Investigation of Combined Cyclodextrin and Hydrogel Formulation for Ocular Delivery of Dexamethasone Acetate by Means of Experimental Designs

Roseline Mazet  1   2 Luc Choisnard  3 Delphine Levilly  4 Denis Wouessidjewe  5 Annabelle Gèze  6
Affiliations

Investigation of Combined Cyclodextrin and Hydrogel Formulation for Ocular Delivery of Dexamethasone Acetate by Means of Experimental Designs

Roseline Mazet et al. Pharmaceutics. .

Abstract

Dexamethasone acetate (DXMa) has proven its efficiency to treat corneal inflammation, without a great propensity to increase intraocular pressure.

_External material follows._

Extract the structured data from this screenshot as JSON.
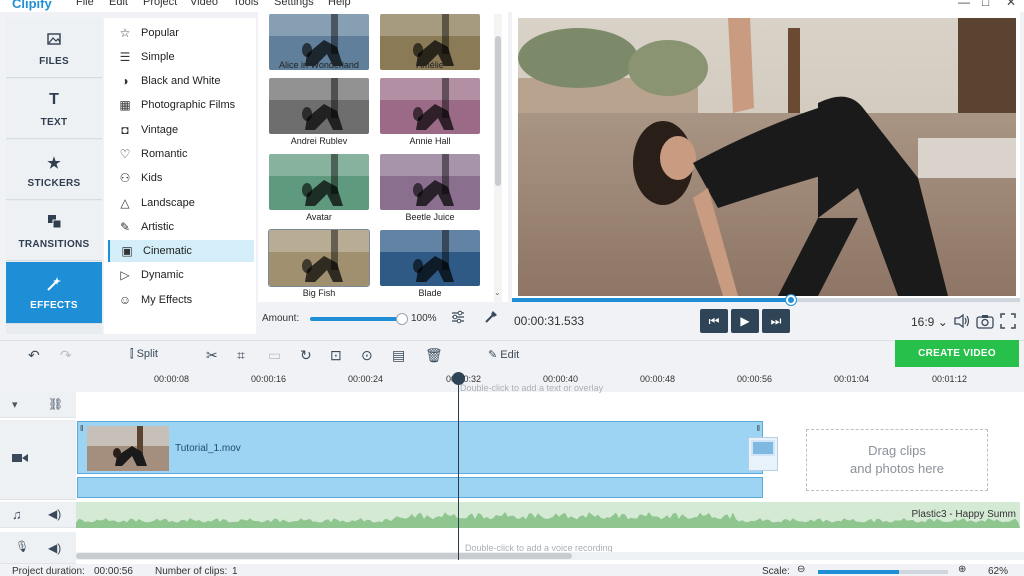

Unfortunately, its poor aqueous solubility, associated with a rapid precorneal elimination, results in a low drug bioavailability and a low penetration after topical ocular administration. The main objective of this study was to improve the apparent aqueous solubility of DXMa using cyclodextrins. First, hydroxypropyl-β-CD (HPβCD) and hydroxypropyl-γ-CD (HPγCD) were used to enhance DXMa concentration in aqueous solution. The β and γ HPCD derivatives allowed the increase of the DXMa amount in solution at 25 °C by a factor of 500 and 1500, respectively. Second, with the aim of improving the persistence of the complex solution after instillation in the eye, the formulations of DXMa-based CD solutions with marketed ophthalmic gels (CELLUVISC®, GEL-LARMES®, and VISMED®) were investigated and optimized by means of special cubic mixture designs, allowing the defining of mixed gels loaded with 0.7% (HPβCD) and 2% (HPγCD) DXMa with osmolality within acceptable physiological range. Finally, in vitro drug release assays from the mixed gels were performed and compared with reference eye drops. Similarly to MAXIDEX® and DEXAFREE®, in the case of mixed gel containing HPβCD, more than 90% of the drug was released within 2 h, while in mixed gel containing HPγCD, the release of DXMa was partial, reaching ≈60% in 2 h. This difference will have to be further addressed with ex vivo and in vivo ocular delivery experiments.

Keywords: cyclodextrins; dexamethasone acetate; dissolution assay; experimental design; eye drops; hydrogels; phase solubility.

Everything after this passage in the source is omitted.